Published by the Students of Johns Hopkins since 1896
April 17, 2024


The Mattin Center has been the center of the University’s arts scene since 2001.

The Mattin Center will soon be leveled to make room for the construction of the new student center, which is scheduled to open in fall 2024. Designed by Tod Williams Billie Tsien Architects, the same firm designing the Barack Obama Presidential Center, the four buildings that make up Mattin have served the arts community on the Homewood Campus since 2001.

According to Alanna Klos, project manager at Hopkins Facilities and Real Estate, the demolition of the Mattin Center is slated to begin in late May and will be completed by the end of the fall semester.


The entrance to the Mattin Center, located on the intersection between 33rd Street and Charles Street.

For sophomore Snigdha Panda, the Mattin Center served as the weekly rehearsal spot for the Bands at Hopkins.

“I loved walking in and disconnecting from the academic rigor to create something artistic with a group of people, and the building definitely represented that,” she said. “The first thing you see walking in is the display case of student-produced art, and there were always students practicing dance routines. I’m going to really miss having that space that allowed students to express themselves.”

During the construction of the student center, music practice rooms and rehearsal spaces will be available in Shriver Hall.


Swirnow Theater served the 11 theatre groups at Hopkins.

Sophomore Andrea Guillen, a member of Witness Theater, expressed concern about limited spaces for theater groups over the next two years.

“We need to be able to build a set, so there should have been better accommodation from Hopkins,” she said. “I know there will be spaces for us in the student center, but I’ll be two years out of college.”

She appreciated that the University is improving the Arellano Theatre in Levering Hall for theater groups to temporarily relocate to, but criticized the lack of space.

“They are renovating Arellano for us, which is nice, but it’s a very tough space for 11 theater groups,” she said.

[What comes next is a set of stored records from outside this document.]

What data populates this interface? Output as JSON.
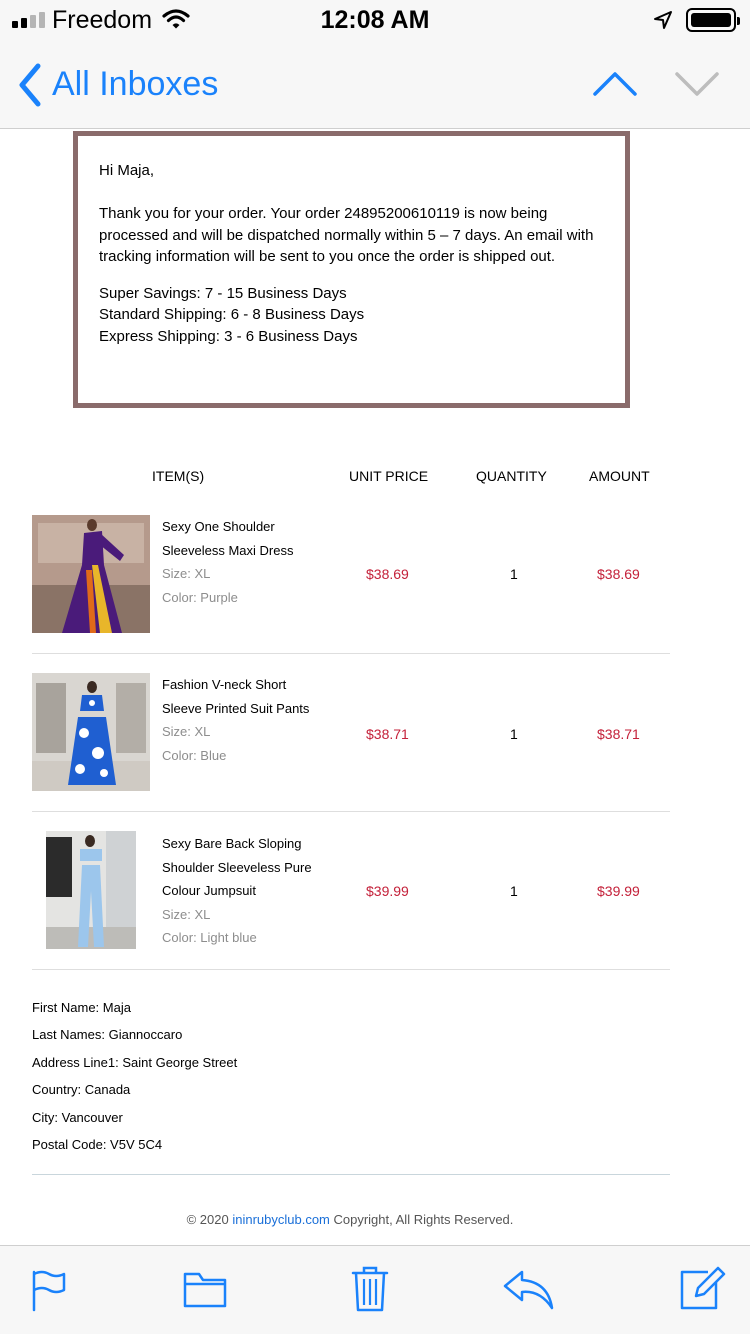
{
  "status_bar": {
    "carrier": "Freedom",
    "time": "12:08 AM"
  },
  "nav": {
    "back_label": "All Inboxes"
  },
  "message": {
    "greeting": "Hi Maja,",
    "body": "Thank you for your order. Your order 24895200610119 is now being processed and will be dispatched normally within 5 – 7 days. An email with tracking information will be sent to you once the order is shipped out.",
    "shipping": [
      "Super Savings: 7 - 15 Business Days",
      "Standard Shipping: 6 - 8 Business Days",
      "Express Shipping: 3 - 6 Business Days"
    ]
  },
  "table": {
    "headers": {
      "item": "ITEM(S)",
      "unit_price": "UNIT PRICE",
      "quantity": "QUANTITY",
      "amount": "AMOUNT"
    },
    "items": [
      {
        "name_lines": [
          "Sexy One Shoulder",
          "Sleeveless Maxi Dress"
        ],
        "size": "Size: XL",
        "color": "Color: Purple",
        "unit_price": "$38.69",
        "quantity": "1",
        "amount": "$38.69"
      },
      {
        "name_lines": [
          "Fashion V-neck Short",
          "Sleeve Printed Suit Pants"
        ],
        "size": "Size: XL",
        "color": "Color: Blue",
        "unit_price": "$38.71",
        "quantity": "1",
        "amount": "$38.71"
      },
      {
        "name_lines": [
          "Sexy Bare Back Sloping",
          "Shoulder Sleeveless Pure",
          "Colour Jumpsuit"
        ],
        "size": "Size: XL",
        "color": "Color: Light blue",
        "unit_price": "$39.99",
        "quantity": "1",
        "amount": "$39.99"
      }
    ]
  },
  "address": {
    "first_name": "First Name: Maja",
    "last_names": "Last Names: Giannoccaro",
    "address_line1": "Address Line1: Saint George Street",
    "country": "Country: Canada",
    "city": "City: Vancouver",
    "postal_code": "Postal Code: V5V 5C4"
  },
  "footer": {
    "prefix": "© 2020 ",
    "link": "ininrubyclub.com",
    "suffix": " Copyright, All Rights Reserved."
  },
  "toolbar": {
    "icons": [
      "flag-icon",
      "folder-icon",
      "trash-icon",
      "reply-icon",
      "compose-icon"
    ]
  },
  "colors": {
    "accent": "#1a82fb",
    "price": "#c4213a",
    "box_border": "#8a6b6b"
  }
}
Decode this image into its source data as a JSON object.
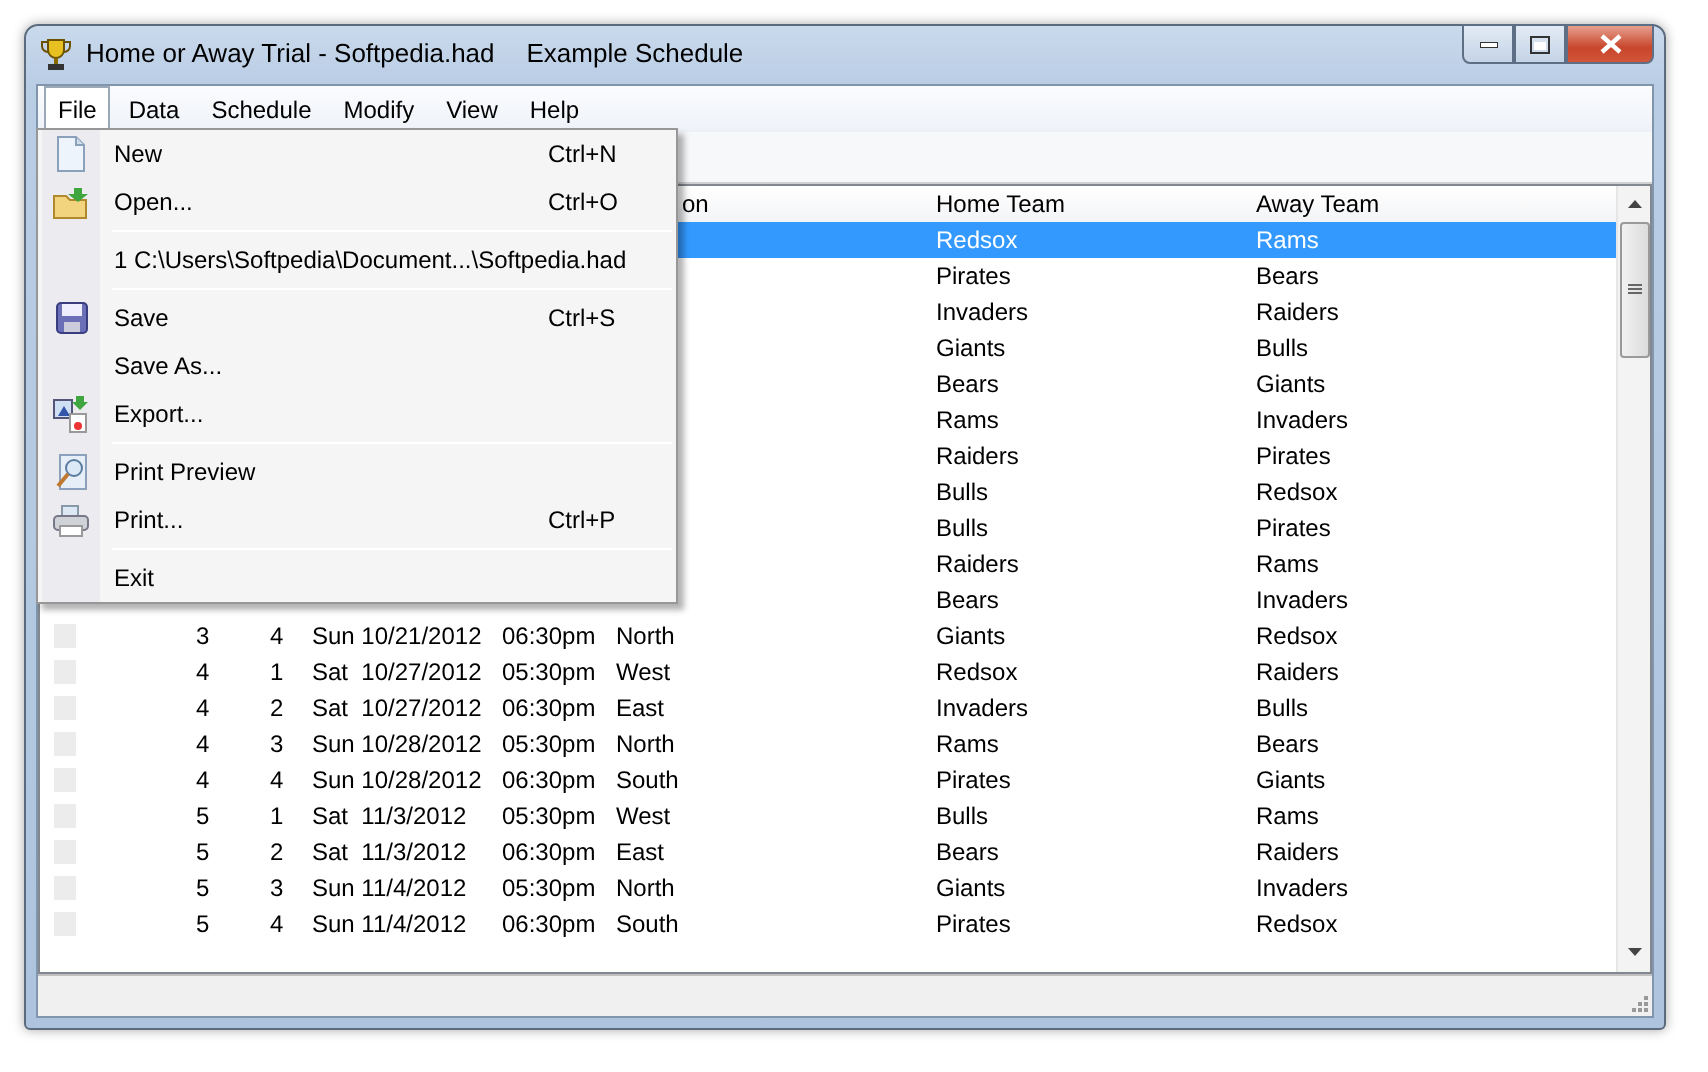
{
  "window": {
    "title": "Home or Away Trial - Softpedia.had",
    "document": "Example Schedule"
  },
  "menubar": [
    {
      "label": "File",
      "selected": true
    },
    {
      "label": "Data",
      "selected": false
    },
    {
      "label": "Schedule",
      "selected": false
    },
    {
      "label": "Modify",
      "selected": false
    },
    {
      "label": "View",
      "selected": false
    },
    {
      "label": "Help",
      "selected": false
    }
  ],
  "file_menu": [
    {
      "kind": "item",
      "label": "New",
      "shortcut": "Ctrl+N"
    },
    {
      "kind": "item",
      "label": "Open...",
      "shortcut": "Ctrl+O"
    },
    {
      "kind": "separator"
    },
    {
      "kind": "item",
      "label": "1 C:\\Users\\Softpedia\\Document...\\Softpedia.had"
    },
    {
      "kind": "separator"
    },
    {
      "kind": "item",
      "label": "Save",
      "shortcut": "Ctrl+S"
    },
    {
      "kind": "item",
      "label": "Save As..."
    },
    {
      "kind": "item",
      "label": "Export..."
    },
    {
      "kind": "separator"
    },
    {
      "kind": "item",
      "label": "Print Preview"
    },
    {
      "kind": "item",
      "label": "Print...",
      "shortcut": "Ctrl+P"
    },
    {
      "kind": "separator"
    },
    {
      "kind": "item",
      "label": "Exit"
    }
  ],
  "table": {
    "header": [
      "on",
      "Home Team",
      "Away Team"
    ],
    "rows": [
      {
        "selected": true,
        "home": "Redsox",
        "away": "Rams"
      },
      {
        "selected": false,
        "home": "Pirates",
        "away": "Bears"
      },
      {
        "selected": false,
        "home": "Invaders",
        "away": "Raiders"
      },
      {
        "selected": false,
        "home": "Giants",
        "away": "Bulls"
      },
      {
        "selected": false,
        "home": "Bears",
        "away": "Giants"
      },
      {
        "selected": false,
        "home": "Rams",
        "away": "Invaders"
      },
      {
        "selected": false,
        "home": "Raiders",
        "away": "Pirates"
      },
      {
        "selected": false,
        "home": "Bulls",
        "away": "Redsox"
      },
      {
        "selected": false,
        "home": "Bulls",
        "away": "Pirates"
      },
      {
        "selected": false,
        "home": "Raiders",
        "away": "Rams"
      },
      {
        "selected": false,
        "home": "Bears",
        "away": "Invaders"
      },
      {
        "selected": false,
        "week": "3",
        "game": "4",
        "date": "Sun 10/21/2012",
        "time": "06:30pm",
        "location": "North",
        "home": "Giants",
        "away": "Redsox"
      },
      {
        "selected": false,
        "week": "4",
        "game": "1",
        "date": "Sat  10/27/2012",
        "time": "05:30pm",
        "location": "West",
        "home": "Redsox",
        "away": "Raiders"
      },
      {
        "selected": false,
        "week": "4",
        "game": "2",
        "date": "Sat  10/27/2012",
        "time": "06:30pm",
        "location": "East",
        "home": "Invaders",
        "away": "Bulls"
      },
      {
        "selected": false,
        "week": "4",
        "game": "3",
        "date": "Sun 10/28/2012",
        "time": "05:30pm",
        "location": "North",
        "home": "Rams",
        "away": "Bears"
      },
      {
        "selected": false,
        "week": "4",
        "game": "4",
        "date": "Sun 10/28/2012",
        "time": "06:30pm",
        "location": "South",
        "home": "Pirates",
        "away": "Giants"
      },
      {
        "selected": false,
        "week": "5",
        "game": "1",
        "date": "Sat  11/3/2012",
        "time": "05:30pm",
        "location": "West",
        "home": "Bulls",
        "away": "Rams"
      },
      {
        "selected": false,
        "week": "5",
        "game": "2",
        "date": "Sat  11/3/2012",
        "time": "06:30pm",
        "location": "East",
        "home": "Bears",
        "away": "Raiders"
      },
      {
        "selected": false,
        "week": "5",
        "game": "3",
        "date": "Sun 11/4/2012",
        "time": "05:30pm",
        "location": "North",
        "home": "Giants",
        "away": "Invaders"
      },
      {
        "selected": false,
        "week": "5",
        "game": "4",
        "date": "Sun 11/4/2012",
        "time": "06:30pm",
        "location": "South",
        "home": "Pirates",
        "away": "Redsox"
      }
    ]
  }
}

Adjacent to the Swirnow Theatre was the set construction studio.

The University plans to permanently move Bamboo Café to the Charles Street Market. Additionally, the Digital Media Center (DMC) will be moved to Charles Commons as DMC Gaming and to Homewood Apartments as DMC Instructional. Student Leadership and Involvement will temporarily move to the space formerly occupied by the LaB in Homewood Apartments.

The Spirit of Music statue — which memorializes Rex Chao, a student shot and killed by a fellow student in 1996 — and the bust of Johns Hopkins will be preserved and relocated elsewhere on the Homewood Campus, according to Klos.

Guillen reflected on her memories of the Mattin Center. 

“Mattin’s practice rooms were a good space to decompress late at night,” she said. “The space was fun and felt very personal and tight-knit. I am going to miss those smaller moments where I could disconnect from school and just have fun.”